Page 3 of 17

PE5.1 | Feeding Problems — Summary & Reflection

KEY TAKEAWAYS

Feeding problems in children range from normal appetite variation to significant organic disease. The key diagnostic step is distinguishing organic from behavioural causes through careful history, growth monitoring (weight-for-height, MUAC), and targeted physical examination. Red flag features (projectile/bilious vomiting, dysphagia, aspiration, growth faltering, blood in stool) prompt urgent investigation. Organic causes — GORD, pyloric stenosis, CMPA, structural and neuromuscular disorders — require specific treatment: conservative/pharmacological management for GORD, surgical pyloromyotomy for pyloric stenosis after metabolic correction, and dietary elimination for CMPA. Behavioural feeding problems, the majority, are managed through structured mealtime strategies, parental education, and the division-of-responsibility model.

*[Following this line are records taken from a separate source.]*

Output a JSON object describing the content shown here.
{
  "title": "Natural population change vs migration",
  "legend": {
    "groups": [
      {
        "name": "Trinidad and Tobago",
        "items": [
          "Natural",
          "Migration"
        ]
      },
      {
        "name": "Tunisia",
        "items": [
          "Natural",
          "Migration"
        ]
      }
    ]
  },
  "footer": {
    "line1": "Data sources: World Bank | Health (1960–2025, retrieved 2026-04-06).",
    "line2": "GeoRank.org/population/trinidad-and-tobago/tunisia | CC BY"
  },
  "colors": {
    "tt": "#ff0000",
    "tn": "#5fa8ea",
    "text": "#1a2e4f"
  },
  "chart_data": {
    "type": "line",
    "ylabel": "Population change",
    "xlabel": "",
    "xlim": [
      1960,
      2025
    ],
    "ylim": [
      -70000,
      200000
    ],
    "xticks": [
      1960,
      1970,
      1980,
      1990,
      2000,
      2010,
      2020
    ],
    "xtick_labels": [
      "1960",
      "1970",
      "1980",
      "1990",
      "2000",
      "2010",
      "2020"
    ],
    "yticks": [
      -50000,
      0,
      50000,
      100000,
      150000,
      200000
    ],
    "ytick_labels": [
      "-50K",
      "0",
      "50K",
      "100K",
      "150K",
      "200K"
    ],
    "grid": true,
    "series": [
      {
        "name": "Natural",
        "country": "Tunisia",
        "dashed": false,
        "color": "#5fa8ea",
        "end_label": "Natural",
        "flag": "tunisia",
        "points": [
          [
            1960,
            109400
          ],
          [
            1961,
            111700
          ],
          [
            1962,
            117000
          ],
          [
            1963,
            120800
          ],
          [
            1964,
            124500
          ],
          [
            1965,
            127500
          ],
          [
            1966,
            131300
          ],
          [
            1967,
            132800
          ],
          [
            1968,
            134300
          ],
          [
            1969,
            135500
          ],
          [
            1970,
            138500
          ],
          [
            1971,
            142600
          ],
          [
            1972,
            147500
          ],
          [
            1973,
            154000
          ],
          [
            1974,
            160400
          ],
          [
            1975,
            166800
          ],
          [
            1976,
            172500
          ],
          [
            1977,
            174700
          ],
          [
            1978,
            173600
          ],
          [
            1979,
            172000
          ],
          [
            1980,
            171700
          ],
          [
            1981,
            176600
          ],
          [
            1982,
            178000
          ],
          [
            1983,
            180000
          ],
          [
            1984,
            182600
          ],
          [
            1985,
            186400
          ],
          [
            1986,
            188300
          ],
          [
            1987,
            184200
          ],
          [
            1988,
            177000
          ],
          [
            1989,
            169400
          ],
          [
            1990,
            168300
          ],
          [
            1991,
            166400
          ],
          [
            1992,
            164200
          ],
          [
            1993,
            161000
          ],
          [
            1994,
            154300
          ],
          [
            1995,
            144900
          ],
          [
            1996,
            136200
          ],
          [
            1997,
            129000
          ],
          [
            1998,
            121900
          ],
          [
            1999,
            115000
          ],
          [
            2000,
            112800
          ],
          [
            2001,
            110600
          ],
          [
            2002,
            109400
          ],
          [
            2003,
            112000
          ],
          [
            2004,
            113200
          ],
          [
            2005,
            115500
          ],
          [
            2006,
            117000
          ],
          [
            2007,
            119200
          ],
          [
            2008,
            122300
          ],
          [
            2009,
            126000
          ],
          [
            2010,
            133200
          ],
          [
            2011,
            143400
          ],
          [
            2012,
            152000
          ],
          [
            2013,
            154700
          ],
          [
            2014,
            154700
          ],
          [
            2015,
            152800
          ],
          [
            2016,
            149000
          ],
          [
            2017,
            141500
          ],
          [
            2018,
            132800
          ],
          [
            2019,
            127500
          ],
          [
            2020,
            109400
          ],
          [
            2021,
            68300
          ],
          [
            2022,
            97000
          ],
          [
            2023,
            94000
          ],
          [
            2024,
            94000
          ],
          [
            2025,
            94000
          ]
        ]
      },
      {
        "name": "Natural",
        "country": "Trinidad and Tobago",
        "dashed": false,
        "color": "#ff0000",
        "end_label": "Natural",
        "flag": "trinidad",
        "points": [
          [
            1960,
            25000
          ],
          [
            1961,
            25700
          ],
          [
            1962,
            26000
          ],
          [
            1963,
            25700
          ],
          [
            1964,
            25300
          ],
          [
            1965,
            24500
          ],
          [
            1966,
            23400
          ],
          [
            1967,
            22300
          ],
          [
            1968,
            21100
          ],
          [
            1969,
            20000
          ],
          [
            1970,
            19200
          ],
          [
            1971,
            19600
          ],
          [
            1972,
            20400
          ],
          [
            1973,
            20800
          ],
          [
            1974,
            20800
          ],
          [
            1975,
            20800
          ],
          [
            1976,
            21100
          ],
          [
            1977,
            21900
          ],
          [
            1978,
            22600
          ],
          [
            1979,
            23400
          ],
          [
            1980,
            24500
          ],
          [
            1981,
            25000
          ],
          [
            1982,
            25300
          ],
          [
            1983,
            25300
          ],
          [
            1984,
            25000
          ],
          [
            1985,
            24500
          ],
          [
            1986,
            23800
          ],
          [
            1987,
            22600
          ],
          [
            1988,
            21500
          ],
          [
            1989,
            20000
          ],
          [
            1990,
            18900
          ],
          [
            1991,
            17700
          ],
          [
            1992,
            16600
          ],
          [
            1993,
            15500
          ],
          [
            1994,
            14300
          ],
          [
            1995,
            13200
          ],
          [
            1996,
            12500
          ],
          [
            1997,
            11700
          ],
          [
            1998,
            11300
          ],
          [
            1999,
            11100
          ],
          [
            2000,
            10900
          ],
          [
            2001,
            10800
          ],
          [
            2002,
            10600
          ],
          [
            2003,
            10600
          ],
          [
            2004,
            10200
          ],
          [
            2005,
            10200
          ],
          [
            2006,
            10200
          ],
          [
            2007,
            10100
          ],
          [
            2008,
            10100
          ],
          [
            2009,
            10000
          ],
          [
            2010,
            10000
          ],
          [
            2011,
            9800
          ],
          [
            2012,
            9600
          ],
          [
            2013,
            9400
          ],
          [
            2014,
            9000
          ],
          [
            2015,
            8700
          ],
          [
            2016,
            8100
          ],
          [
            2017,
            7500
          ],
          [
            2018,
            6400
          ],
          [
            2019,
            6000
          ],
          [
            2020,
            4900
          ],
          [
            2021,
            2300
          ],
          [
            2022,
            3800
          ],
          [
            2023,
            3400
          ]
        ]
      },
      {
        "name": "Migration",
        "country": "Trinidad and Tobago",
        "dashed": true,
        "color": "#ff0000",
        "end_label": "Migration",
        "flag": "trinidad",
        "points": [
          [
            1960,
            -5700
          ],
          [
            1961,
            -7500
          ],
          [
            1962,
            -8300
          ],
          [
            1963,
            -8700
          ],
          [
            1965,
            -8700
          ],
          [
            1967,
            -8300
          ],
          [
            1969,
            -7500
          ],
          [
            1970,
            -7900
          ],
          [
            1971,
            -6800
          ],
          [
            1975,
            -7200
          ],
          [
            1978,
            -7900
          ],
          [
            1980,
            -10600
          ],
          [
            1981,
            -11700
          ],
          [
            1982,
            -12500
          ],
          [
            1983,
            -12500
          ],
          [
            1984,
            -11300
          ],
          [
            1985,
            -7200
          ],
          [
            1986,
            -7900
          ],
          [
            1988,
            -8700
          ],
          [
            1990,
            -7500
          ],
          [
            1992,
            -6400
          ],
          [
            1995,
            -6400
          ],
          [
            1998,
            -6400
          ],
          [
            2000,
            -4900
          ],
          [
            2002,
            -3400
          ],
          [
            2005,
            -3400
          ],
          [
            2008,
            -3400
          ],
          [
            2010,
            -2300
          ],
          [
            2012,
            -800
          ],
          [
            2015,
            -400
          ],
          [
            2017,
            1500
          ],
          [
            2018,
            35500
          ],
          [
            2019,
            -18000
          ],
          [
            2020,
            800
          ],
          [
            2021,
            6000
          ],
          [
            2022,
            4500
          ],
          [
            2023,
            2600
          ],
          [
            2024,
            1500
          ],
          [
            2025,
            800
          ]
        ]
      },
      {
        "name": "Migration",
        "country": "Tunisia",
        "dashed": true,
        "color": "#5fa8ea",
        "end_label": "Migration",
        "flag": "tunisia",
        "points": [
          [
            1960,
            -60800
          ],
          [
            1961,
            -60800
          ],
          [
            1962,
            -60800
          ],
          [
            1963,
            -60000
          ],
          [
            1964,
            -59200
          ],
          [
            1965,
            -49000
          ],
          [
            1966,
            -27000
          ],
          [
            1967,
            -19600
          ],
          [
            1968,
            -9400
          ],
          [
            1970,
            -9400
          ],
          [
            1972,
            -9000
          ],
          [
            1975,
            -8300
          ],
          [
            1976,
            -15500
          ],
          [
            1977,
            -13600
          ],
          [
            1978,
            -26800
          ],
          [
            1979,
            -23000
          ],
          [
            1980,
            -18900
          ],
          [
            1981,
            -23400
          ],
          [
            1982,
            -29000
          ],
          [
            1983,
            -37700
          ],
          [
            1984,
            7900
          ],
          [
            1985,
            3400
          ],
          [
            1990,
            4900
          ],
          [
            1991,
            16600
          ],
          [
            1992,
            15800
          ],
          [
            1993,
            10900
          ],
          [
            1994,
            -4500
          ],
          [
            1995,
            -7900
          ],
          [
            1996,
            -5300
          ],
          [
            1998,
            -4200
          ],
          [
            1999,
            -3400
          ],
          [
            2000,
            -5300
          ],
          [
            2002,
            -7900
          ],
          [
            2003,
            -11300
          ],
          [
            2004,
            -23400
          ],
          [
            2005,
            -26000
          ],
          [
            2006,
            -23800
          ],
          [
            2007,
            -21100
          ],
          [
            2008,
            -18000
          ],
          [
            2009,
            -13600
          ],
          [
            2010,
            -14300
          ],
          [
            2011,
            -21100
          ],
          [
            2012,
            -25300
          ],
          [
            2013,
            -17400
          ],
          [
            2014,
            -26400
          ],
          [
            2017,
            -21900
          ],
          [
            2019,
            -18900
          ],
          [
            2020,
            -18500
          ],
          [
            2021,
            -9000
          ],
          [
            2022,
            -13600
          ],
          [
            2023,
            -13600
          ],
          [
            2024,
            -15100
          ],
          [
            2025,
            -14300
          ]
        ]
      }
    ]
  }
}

Never force-feed a child. Children with nutritional compromise require micronutrient supplementation or therapeutic feeding per SAM/MAM protocols.

REFLECT

Think about the last time you witnessed a mealtime struggle — in your own experience or a clinical setting. What messages were being communicated to the child about food and eating? How might a paediatrician counsel a family where the parents have taken on the child's role (deciding how much the child eats) and the child has lost their own hunger cues? Kolb's concrete experience invites you to connect the physiological drivers of appetite (ghrelin, satiety signals) with the psychological overlay of mealtime dynamics, and to reflect on what 'good feeding practice' really means from the child's perspective.